The bay is a large embayment situated of the central eastern coast of Australia. It is home to several endangered species including Dugongs, Humpback Whales and Leatherback turtles and it is being utilised extensively for aquaculture and impacted upon by fisheries, tourism and pollution from agricultural runoff and coastal industries. Due to high evaporation and low river runoff many Australian estuaries and large coastal embayments are characterised by inverse flows with salinity increasing toward the coast and river mouths.

Compared to the traditional concept of an estuary, the circulation within an inverse estuary is reversed with outward flow of high-salinity below an incoming flow of low-salinity water. This circulation pattern is driven by high evaporation and low river runoff. The inverse estuarine circulation transports locally produced Hervey Bay Water away from the shallow coastal source regions and discharges this water into the open ocean. Since Australia’s climate is one of the worlds driest and locally characterised by high year-to-year rainfall variability, extreme weather events and climatic trends are likely to significantly impact upon the coastal circulation.

We seek to investigate this impact of climate variability and extreme weather events upon the coastal circulation of Hervey Bay through the further development and application of a general ocean circulation model. The development of the model will be supported through field observations. Lagrangian and Eulerian modelling techniques and diagnostics will be implemented into the model to estimate flushing times and regional residence times. Sensitivity studies including the effect of waves and projected anthropogenic sea-level rise will illuminate the basic physical mechanisms and responses of the circulation and sedimentation processes in the bay. Of particular interest are (a) the production and flow of saline water away from its coastal source region toward the open ocean as a function of the evaporation and precipitation balance, and (b) extreme weather events such severe storms and cyclones that lead to dramatic discharges of freshwater.

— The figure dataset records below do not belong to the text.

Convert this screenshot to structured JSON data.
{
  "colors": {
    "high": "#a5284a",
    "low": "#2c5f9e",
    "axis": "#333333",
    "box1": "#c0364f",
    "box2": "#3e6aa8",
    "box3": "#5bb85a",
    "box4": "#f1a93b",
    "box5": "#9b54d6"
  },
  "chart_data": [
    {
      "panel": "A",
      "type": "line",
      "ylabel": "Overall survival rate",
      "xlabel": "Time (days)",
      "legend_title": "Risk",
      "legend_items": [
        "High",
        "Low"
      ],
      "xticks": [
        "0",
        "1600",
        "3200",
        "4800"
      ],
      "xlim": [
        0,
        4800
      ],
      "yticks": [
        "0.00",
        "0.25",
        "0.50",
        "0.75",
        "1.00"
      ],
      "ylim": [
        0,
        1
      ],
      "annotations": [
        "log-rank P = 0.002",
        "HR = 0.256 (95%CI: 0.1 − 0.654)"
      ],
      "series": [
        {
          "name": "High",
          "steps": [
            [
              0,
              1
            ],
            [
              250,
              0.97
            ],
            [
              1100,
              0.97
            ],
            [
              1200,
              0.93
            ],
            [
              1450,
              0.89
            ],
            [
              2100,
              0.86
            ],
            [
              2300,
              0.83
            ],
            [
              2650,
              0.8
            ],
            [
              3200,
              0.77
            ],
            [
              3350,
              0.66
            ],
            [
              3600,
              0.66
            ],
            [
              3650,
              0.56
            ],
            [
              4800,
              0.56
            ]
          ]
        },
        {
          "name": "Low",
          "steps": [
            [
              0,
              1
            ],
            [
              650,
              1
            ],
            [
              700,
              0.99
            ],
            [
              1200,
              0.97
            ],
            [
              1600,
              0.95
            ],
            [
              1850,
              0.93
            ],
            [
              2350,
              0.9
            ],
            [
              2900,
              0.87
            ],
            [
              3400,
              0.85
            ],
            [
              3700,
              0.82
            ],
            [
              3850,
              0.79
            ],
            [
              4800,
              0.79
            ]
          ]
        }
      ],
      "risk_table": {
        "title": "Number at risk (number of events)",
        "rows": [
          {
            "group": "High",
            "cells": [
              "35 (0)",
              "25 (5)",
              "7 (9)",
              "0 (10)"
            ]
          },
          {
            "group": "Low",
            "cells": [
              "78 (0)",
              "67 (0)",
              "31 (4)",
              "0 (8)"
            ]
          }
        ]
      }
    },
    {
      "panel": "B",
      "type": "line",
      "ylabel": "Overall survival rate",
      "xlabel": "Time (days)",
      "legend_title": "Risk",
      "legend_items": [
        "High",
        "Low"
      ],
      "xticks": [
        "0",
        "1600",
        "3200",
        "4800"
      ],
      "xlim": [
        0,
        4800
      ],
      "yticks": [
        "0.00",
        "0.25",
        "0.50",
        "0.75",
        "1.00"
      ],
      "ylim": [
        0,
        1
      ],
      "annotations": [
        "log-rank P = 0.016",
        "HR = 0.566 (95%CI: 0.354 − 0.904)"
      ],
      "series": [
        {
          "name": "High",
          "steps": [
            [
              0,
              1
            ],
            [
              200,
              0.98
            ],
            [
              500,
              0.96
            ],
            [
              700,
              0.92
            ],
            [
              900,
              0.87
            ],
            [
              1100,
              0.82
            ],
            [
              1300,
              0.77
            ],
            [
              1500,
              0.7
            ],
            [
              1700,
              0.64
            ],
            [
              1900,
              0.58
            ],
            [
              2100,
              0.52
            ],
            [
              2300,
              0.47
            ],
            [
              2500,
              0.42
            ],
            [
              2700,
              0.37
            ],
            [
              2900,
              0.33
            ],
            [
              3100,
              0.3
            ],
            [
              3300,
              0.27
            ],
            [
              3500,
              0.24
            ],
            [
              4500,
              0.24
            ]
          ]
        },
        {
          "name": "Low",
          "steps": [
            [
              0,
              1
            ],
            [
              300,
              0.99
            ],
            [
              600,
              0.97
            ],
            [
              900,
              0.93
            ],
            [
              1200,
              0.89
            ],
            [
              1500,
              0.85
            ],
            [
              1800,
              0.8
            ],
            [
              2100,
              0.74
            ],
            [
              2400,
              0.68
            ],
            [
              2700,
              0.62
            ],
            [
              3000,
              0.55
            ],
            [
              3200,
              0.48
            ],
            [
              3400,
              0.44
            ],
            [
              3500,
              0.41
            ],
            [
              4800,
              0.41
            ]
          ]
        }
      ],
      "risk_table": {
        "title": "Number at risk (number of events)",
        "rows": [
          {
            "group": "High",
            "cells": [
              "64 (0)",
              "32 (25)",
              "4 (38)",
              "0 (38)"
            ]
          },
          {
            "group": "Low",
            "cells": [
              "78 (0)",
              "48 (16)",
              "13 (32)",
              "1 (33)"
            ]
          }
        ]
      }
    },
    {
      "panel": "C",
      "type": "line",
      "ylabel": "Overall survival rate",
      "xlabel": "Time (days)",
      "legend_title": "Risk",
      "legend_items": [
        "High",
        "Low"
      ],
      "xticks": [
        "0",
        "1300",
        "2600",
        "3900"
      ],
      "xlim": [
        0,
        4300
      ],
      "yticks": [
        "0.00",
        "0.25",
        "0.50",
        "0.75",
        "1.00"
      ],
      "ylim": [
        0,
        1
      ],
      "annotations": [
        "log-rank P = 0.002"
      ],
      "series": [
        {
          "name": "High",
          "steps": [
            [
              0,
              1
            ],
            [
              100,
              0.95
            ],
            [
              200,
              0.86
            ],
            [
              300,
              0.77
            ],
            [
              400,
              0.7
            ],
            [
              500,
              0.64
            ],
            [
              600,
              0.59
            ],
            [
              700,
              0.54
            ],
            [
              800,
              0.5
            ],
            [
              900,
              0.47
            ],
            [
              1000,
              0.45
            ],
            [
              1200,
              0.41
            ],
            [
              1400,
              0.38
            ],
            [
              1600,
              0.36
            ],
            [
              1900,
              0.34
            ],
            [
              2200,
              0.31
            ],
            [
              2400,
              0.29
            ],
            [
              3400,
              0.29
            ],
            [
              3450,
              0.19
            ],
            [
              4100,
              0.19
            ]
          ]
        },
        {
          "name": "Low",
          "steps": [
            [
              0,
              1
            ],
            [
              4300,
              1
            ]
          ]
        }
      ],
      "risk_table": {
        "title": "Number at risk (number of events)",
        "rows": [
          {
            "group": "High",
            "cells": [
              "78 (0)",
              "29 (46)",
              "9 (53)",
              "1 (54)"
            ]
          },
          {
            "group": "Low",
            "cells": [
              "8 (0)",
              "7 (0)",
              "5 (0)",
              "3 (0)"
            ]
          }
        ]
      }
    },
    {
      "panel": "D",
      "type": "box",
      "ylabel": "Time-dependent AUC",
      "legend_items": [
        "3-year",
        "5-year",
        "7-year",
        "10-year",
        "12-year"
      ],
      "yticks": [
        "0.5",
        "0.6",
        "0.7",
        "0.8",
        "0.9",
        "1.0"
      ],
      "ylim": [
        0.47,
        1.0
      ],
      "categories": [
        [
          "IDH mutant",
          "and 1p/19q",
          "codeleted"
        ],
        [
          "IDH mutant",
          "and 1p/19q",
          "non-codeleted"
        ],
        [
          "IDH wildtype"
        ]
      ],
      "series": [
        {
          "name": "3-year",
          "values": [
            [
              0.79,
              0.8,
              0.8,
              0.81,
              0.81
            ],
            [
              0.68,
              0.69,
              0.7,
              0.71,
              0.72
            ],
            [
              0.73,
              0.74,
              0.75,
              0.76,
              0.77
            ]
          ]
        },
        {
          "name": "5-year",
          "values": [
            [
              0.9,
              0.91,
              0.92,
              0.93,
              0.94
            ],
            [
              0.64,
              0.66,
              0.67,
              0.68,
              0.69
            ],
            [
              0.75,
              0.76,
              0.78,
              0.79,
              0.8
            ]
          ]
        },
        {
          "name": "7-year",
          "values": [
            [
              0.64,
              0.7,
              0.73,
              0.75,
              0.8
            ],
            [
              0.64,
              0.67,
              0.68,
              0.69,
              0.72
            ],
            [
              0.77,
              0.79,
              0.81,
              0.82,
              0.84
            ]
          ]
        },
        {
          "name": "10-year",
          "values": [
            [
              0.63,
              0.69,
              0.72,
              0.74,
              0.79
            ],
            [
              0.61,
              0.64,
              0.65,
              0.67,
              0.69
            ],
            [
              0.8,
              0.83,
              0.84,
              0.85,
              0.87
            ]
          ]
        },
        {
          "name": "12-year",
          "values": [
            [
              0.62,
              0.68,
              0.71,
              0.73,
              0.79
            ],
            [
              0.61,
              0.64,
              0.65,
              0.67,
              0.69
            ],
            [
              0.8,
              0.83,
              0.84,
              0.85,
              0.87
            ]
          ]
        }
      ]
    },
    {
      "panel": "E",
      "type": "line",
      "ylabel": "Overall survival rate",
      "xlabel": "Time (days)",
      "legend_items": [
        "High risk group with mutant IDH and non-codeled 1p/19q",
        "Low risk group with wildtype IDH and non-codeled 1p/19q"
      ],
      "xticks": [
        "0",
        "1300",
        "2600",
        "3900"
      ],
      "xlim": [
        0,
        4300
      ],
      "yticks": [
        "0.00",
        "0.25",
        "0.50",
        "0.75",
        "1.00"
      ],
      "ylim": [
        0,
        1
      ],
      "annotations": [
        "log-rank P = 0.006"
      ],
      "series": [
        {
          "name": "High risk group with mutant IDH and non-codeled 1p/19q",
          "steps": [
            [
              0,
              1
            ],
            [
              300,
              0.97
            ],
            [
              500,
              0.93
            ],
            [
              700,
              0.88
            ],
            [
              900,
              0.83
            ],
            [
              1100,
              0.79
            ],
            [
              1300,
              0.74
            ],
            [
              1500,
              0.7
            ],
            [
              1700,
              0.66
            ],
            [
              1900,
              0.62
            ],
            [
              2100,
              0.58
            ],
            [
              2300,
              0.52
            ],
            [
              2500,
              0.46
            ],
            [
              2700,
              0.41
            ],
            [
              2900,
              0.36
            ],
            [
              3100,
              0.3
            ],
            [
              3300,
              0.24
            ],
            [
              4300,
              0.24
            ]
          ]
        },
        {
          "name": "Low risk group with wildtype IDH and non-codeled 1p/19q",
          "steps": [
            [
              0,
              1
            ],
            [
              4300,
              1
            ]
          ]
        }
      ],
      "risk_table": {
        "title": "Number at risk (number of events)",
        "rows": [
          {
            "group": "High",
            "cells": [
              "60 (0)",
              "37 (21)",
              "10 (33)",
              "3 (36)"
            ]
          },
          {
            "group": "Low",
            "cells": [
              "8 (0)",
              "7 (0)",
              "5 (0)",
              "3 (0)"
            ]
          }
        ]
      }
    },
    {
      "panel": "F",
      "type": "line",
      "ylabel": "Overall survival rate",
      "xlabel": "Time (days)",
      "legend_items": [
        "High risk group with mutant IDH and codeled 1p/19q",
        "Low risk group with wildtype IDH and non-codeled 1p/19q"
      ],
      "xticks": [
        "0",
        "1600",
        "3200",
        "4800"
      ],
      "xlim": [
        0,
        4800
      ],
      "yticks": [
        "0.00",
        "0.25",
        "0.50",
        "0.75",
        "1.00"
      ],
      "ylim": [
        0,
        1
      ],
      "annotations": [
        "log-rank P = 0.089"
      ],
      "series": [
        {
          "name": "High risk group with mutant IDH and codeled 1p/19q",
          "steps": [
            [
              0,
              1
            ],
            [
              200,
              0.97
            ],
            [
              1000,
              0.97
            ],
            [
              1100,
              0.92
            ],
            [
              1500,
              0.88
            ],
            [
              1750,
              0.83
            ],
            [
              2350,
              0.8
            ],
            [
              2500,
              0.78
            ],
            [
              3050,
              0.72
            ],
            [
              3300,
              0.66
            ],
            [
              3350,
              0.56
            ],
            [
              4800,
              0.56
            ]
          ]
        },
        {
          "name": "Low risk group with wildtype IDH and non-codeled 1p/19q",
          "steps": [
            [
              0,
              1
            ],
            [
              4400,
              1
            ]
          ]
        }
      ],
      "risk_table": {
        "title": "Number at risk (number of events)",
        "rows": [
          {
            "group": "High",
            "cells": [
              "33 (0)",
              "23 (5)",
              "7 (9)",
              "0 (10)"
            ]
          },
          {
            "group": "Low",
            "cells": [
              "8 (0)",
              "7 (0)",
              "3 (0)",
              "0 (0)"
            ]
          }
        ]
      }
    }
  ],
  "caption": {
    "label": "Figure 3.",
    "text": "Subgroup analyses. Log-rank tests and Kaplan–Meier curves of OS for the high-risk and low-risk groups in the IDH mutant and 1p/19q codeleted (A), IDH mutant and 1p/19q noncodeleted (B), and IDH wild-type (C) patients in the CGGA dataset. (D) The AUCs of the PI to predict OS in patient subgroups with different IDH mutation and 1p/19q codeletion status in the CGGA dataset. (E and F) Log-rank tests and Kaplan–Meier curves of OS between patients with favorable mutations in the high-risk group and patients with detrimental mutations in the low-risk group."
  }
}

Current drying trends observed in coastal and southeast Queensland are expected to impact upon the balance between evaporation and river-runoff. This in turn impacts upon the production of saline Hervey Bay Water and leads to changes in the estuarine circulation. Changes due to climatic variability on a larger scale have already been documented for the circulation of the eastern Australian coast and are most likely linked to marine ecosystem changes. In addition to seeking answers to the above questions, it is proposed to investigate how current regional climatic trends will alter the physics of the Bay in the future.